I have been a Loan Processing Officer for 4yrs and currently completing accreditations to become a Mortgage Broker.

Ponderings:-(not financial nor credit advice)
  • Pay weekly or fortnightly if you can (helping to pay less interest and the loan off faster).
  • Compounding interest is great when you’re saving. Not so great when you’re paying the mortgage.
  • Don’t pay the loyalty tax to your bank- have they got you on a better rate than their new clients? 99% of the time the answer is no. See a mortgage broker.
  • Don’t borrow the maximum amount you will service for (if you can help it) as once you add on the interest to repay on top of the principal, unless your income increases you many struggle to pay it off fast.
  • If you’re a first home buyer, look at the various government grants and guarantees that can help you purchase your first residence.
  • Interest only loans have a purpose and may be good for some but remember you still have to pay the principal off.
  • Fixed v Variable rates- the bank will win if you fix in most cases.
  • A good mortgage broker wants you to do well. Not just flog you an investment property loan down the track. Are they listening to what you want?
  • Financial literacy for kids and young adults is so important!
 
Work in the regulatory side of the finance sector. My tip to fellow Hawkers - don't trust about 98% of people in the finance sector (sorry if you are one of the rare good ones kirbatron).
A non-compliant financial advisor or broker won’t be in business too long.
 
Worked in myriad different roles in technology for 30+ years, currently in customer success for a B2B US software company.

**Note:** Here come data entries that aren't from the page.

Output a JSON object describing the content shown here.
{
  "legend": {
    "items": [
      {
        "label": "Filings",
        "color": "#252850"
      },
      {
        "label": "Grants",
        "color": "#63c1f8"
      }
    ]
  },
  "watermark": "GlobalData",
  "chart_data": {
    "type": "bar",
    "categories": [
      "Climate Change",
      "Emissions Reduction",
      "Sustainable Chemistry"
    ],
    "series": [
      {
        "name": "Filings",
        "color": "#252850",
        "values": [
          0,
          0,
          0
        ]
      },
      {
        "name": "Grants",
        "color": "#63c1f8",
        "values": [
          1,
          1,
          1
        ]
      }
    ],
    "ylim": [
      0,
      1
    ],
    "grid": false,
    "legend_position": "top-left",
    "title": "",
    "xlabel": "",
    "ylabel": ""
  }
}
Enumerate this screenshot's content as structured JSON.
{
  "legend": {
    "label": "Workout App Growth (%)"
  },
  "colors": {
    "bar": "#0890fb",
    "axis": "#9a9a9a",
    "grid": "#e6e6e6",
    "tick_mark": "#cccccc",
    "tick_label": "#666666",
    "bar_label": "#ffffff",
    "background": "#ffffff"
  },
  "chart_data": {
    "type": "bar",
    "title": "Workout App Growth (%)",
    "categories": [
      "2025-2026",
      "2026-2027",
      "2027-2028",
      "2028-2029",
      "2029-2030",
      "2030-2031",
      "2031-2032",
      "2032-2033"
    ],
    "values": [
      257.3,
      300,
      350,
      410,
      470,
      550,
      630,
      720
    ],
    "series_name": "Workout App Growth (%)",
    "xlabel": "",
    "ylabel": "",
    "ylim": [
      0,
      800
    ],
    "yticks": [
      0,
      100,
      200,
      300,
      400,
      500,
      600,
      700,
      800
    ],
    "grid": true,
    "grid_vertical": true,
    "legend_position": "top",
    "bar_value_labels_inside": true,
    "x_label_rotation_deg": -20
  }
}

Previously have done cyber security for financial services for over a decade, research and high performance computing, ITSM consulting, management consulting, working on a help desk before they were called service desks...

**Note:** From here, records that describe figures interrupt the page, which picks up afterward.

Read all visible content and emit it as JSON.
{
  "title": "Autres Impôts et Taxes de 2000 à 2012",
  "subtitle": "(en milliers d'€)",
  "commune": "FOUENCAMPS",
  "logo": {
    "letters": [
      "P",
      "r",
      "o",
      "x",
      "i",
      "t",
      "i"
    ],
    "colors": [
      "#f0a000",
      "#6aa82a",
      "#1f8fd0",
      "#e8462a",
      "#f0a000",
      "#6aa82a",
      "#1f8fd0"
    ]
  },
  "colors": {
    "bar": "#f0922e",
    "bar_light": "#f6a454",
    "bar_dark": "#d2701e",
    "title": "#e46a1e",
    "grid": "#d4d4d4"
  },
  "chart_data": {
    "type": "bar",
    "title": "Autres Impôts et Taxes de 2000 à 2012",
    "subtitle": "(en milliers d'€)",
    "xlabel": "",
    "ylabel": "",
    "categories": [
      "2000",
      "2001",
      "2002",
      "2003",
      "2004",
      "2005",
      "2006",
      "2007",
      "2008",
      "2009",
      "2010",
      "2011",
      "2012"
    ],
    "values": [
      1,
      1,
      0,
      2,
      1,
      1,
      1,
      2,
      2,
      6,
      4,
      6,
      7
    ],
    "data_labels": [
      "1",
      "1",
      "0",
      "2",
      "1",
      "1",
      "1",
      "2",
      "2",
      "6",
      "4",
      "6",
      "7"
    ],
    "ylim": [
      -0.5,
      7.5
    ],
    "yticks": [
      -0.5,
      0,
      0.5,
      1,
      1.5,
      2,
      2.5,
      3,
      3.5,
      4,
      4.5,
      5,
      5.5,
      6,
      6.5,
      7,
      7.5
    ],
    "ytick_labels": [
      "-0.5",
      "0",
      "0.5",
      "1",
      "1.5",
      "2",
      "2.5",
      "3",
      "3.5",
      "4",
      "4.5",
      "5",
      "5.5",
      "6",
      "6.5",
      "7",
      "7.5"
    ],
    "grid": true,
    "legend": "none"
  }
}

Top tip or learning from all of that is that technological advancement is not linear; it is exponential. Humans tend to think in terms of linear progress. This means that a "new" technology tends to not meet expectations at the start, and then exceed them further on. I recall working on precursors to LLMs ("natural language processing engines") back in the late 90s and having funding pulled as they didn't meet expectations (look at "how quickly" LLMs such as ChatGPT have advanced)... and the multi-party video-conferencing systems we set up in 2003 called the Access Grid with other research institutions around the world for 6 and 7 figure sums which you can now get basically built into a new computer... and... and...

My side hustle is an exotic dancer, and top tip is to refuse any hens gigs which are not within a 10 minute walk of Melbourne's tram network.